Enteresan haberler bülteni

BIRAKIN Allah aşkına şu güzel yaz gününde berbat, iç karartıcı haberleri.

Siyaseti ağır ağabeylerimize bırakıp, size günün ilginç haberlerini sunuyorum.

TÜRK KAHVESİ Benim için bu haftanın en ilginç haberi, Bordeaux’nun en iyi şaraplarından birinde “Türk kahvesi” kokusunun bulunması.

Şarap uzmanı değilim, iyi bir şarap içicisiyim.

Mesela, şarabın içindeki “böğürtlen” kokusunu ayıramam.

Kirazı da, deri kokusunu da ayıramam.

Ama ayıranları okurum.

- Bu bilgiyi, Amerika’nın en ünlü şarap dergilerinden “Wine Spectator”un son sayısında okudum.

Saint Emillion bölgesinin en sevdiğim şatolarından biri olan Chateau Canon-la-Gafelliere’in 2008 rekoltesinin hâkim aroması “Türk kahvesi ve elma ağacı”ymış.
Bugüne kadar şarabın içindeki kokular arasında, moka, kahve gibi kokuları okumuştum. Ama Türk kahvesini ilk defa işitiyorum.

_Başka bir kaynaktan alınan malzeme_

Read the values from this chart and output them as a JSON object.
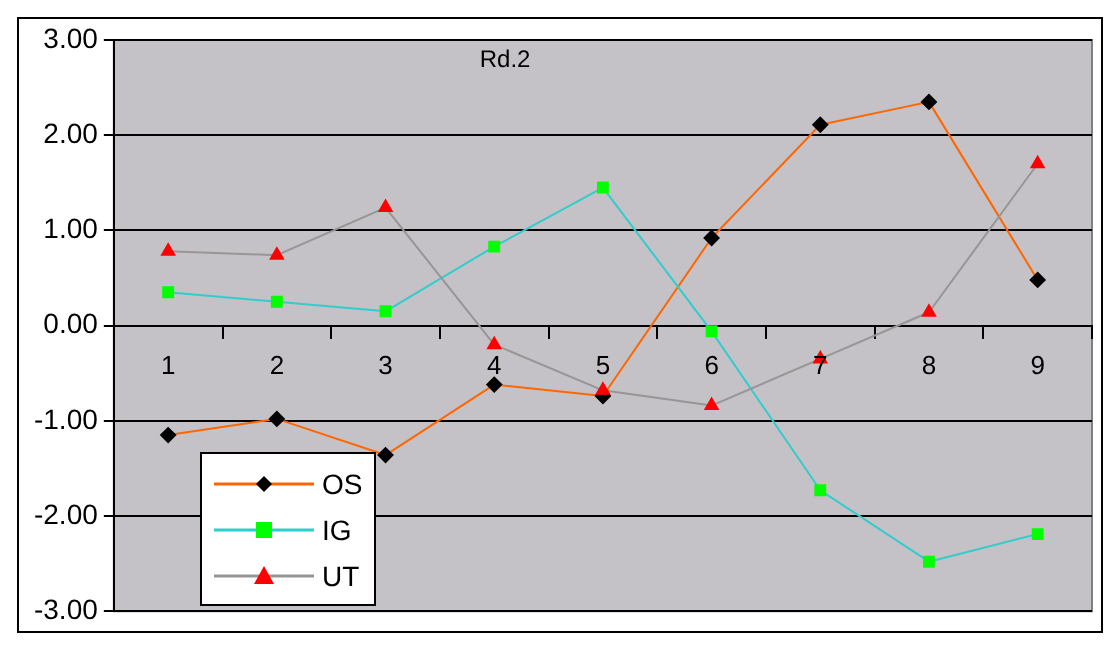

Şarap dergiden 93 gibi oldukça yüksek bir puan almış.

YORUM Dünyanın en iyi şarabının içine, en ayırt edici aroma olarak Türk kahvesi girmişse, Türk şarabı da yakın bir zamanda en iyi şaraplar arasına girecektir.

KAYSERİ’DE ŞARAP ÜRETİMİ Haftanın ikinci ilginç haberini ise “Gusto” dergisinin son sayısındaki bir tanıtımdan öğrendim.

İçkili mekân bulmanın neredeyse imkânsız olduğu Kayseri’de şarap üretiliyormuş.

Vinolus Syrah’ın tanıtım yazısını aynen aktarıyorum:

“Güney bölgesi üzümlerinden Kayseri’de yapılıp, 1 yıl Fransız meşe fıçılarda dinlendirilmiş 14.5 derece alkollü.”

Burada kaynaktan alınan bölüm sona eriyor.